If Almanzor had lived, and had been succeeded by men of his fibre, I am afraid that the Christians would have found the expulsion of the Moors more difficult than they did. He was a born soldier, and a statesman of genius; but such men do not often bequeath their qualities to their successors.
A day came when Almanzor was taken ill on one of his campaigns and died. A monk, who wrote the history of these times, disposed of the event in few words. He wrote: "In 1002, Almanzor died, and was buried in hell."
At his death a son of his took the title of Vizier, and tried to rule; then another son tried, in his turn, with no better success. The people, dreading the old troubles which racked Spain before Abderrahman the Third, dragged the Caliph Hisham out of his harem and insisted that he should exert his authority.
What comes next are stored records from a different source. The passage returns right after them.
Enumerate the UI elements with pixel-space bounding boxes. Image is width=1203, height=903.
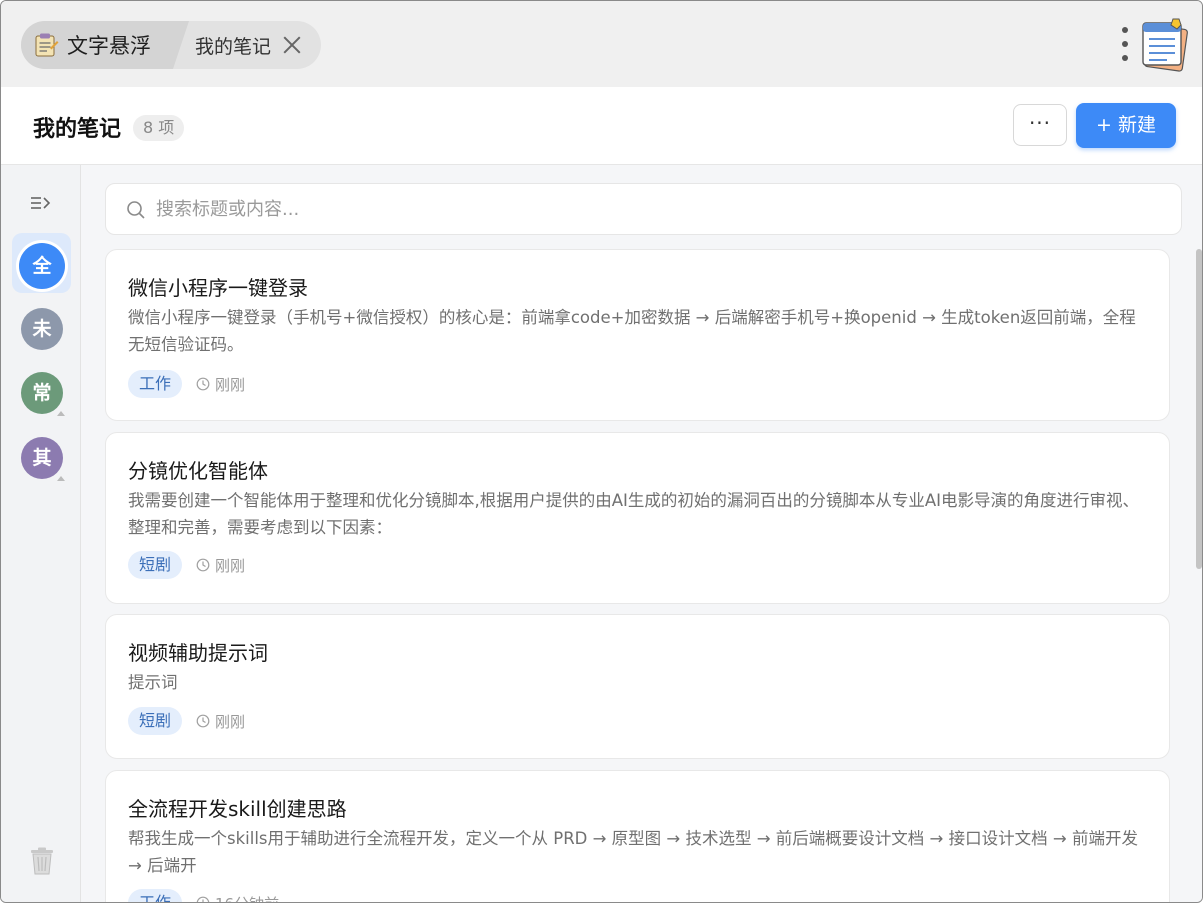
- note-title: 全流程开发skill创建思路: [128, 797, 347, 821]
- note-card[interactable]: 微信小程序一键登录 微信小程序一键登录（手机号+微信授权）的核心是：前端拿cod…: [105, 249, 1170, 421]
- clock-icon: [196, 558, 210, 572]
- filter-other[interactable]: 其: [21, 437, 63, 479]
- more-vertical-icon[interactable]: [1117, 27, 1133, 61]
- app-window: 文字悬浮 我的笔记 我的笔记 8 项 ··· + 新建 全 未 常 其 搜索标题…: [0, 0, 1203, 903]
- note-time: 刚刚: [215, 556, 246, 575]
- search-box: [105, 183, 1182, 235]
- notepad-icon: [33, 32, 59, 58]
- trash-icon[interactable]: [29, 847, 55, 875]
- title-bar: 文字悬浮 我的笔记: [1, 1, 1202, 87]
- note-count-badge: 8 项: [133, 115, 185, 141]
- note-time: 16分钟前: [215, 893, 279, 903]
- note-meta: 短剧 刚刚: [128, 707, 245, 735]
- notes-app-icon[interactable]: [1137, 17, 1191, 73]
- note-preview: 微信小程序一键登录（手机号+微信授权）的核心是：前端拿code+加密数据 → 后…: [128, 308, 1136, 354]
- close-icon[interactable]: [281, 34, 303, 56]
- caret-up-icon: [57, 411, 65, 416]
- note-title: 视频辅助提示词: [128, 641, 268, 665]
- clock-icon: [196, 377, 210, 391]
- scrollbar[interactable]: [1194, 249, 1202, 902]
- tab-strip: 文字悬浮 我的笔记: [21, 21, 321, 69]
- note-card[interactable]: 全流程开发skill创建思路 帮我生成一个skills用于辅助进行全流程开发，定…: [105, 770, 1170, 903]
- page-title: 我的笔记: [33, 117, 122, 142]
- clock-icon: [196, 714, 210, 728]
- app-name: 文字悬浮: [67, 34, 151, 58]
- scrollbar-thumb[interactable]: [1196, 249, 1202, 569]
- new-note-button[interactable]: + 新建: [1076, 103, 1176, 148]
- tab-app-home[interactable]: 文字悬浮: [21, 21, 189, 69]
- tab-label: 我的笔记: [195, 35, 272, 58]
- note-time: 刚刚: [215, 375, 246, 394]
- note-meta: 短剧 刚刚: [128, 551, 245, 579]
- note-tag[interactable]: 工作: [128, 370, 183, 398]
- search-input[interactable]: [156, 184, 1156, 234]
- note-title: 分镜优化智能体: [128, 459, 268, 483]
- category-sidebar: 全 未 常 其: [1, 165, 81, 902]
- clock-icon: [196, 896, 210, 902]
- note-preview: 帮我生成一个skills用于辅助进行全流程开发，定义一个从 PRD → 原型图 …: [128, 829, 1138, 875]
- search-icon: [127, 201, 145, 219]
- note-card[interactable]: 视频辅助提示词 提示词 短剧 刚刚: [105, 614, 1170, 759]
- collapse-sidebar-icon[interactable]: [29, 193, 51, 213]
- tab-my-notes[interactable]: 我的笔记: [189, 21, 303, 69]
- filter-all[interactable]: 全: [19, 243, 65, 289]
- caret-up-icon: [57, 476, 65, 481]
- page-header: 我的笔记 8 项 ··· + 新建: [1, 87, 1202, 165]
- filter-common[interactable]: 常: [21, 372, 63, 414]
- note-tag[interactable]: 短剧: [128, 707, 183, 735]
- note-preview: 提示词: [128, 673, 178, 692]
- note-tag[interactable]: 短剧: [128, 551, 183, 579]
- notes-main: 微信小程序一键登录 微信小程序一键登录（手机号+微信授权）的核心是：前端拿cod…: [81, 165, 1202, 903]
- note-card[interactable]: 分镜优化智能体 我需要创建一个智能体用于整理和优化分镜脚本,根据用户提供的由AI…: [105, 432, 1170, 604]
- more-options-button[interactable]: ···: [1013, 104, 1067, 146]
- note-preview: 我需要创建一个智能体用于整理和优化分镜脚本,根据用户提供的由AI生成的初始的漏洞…: [128, 491, 1140, 537]
- note-time: 刚刚: [215, 712, 246, 731]
- note-tag[interactable]: 工作: [128, 889, 183, 902]
- note-meta: 工作 刚刚: [128, 370, 245, 398]
- filter-uncategorized[interactable]: 未: [21, 308, 63, 350]
- note-meta: 工作 16分钟前: [128, 889, 279, 903]
- note-title: 微信小程序一键登录: [128, 276, 308, 300]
He was no longer young, and had been living thirty years among women and eunuchs. He entreated them to let him alone, protesting that he knew nothing about government, and only wanted to lead a quiet life with his ladies and his books and his music. I am afraid that the poor old creature was roughly handled by some of his Moorish friends, who thought that vigorous measures might restore his energy; but it was all to no purpose. The caliph was like a baby.
He was allowed to return to his harem, where he remained several years, while caliph succeeded caliph, and each was murdered in turn. One of them, whose name was also Hisham, had a very sad fate. He was dragged from his throne by the guards and thrust into a dark dungeon under the mosque, with his wives and his only child. Sometimes the jailers forgot to bring him food. When the council of the chiefs had decided what was to be done with him, their messenger found him clasping his little child to his breast, with his wives all in rags and shivering with cold standing round him. At sight of the jailers he begged piteously for bread. Food was brought, and he was told that he was to be removed to a fortress in the mountains. He made no objection. "But I hope," he said, "that there will be a window, or at least a candle, in the prison. It is dreadful to he in the dark."
After many changes the people of Cordova remembered old Hisham the Second, and they pulled him out of his harem and told him he must be caliph once more. But the old man's mind was quite gone; he could only laugh in a half-witted way, and say he would do whatever they wanted. So they locked him up in a prison, and whether he died there or escaped, as one story says, and lived out his life in some friend's house, I do not know.
The Empire of Cordova ended with Abderrahman the Third and Almanzor. After them no Moor could control he quarrelsome chiefs, and the history of Spain for nearly live hundred years is an endless story of war.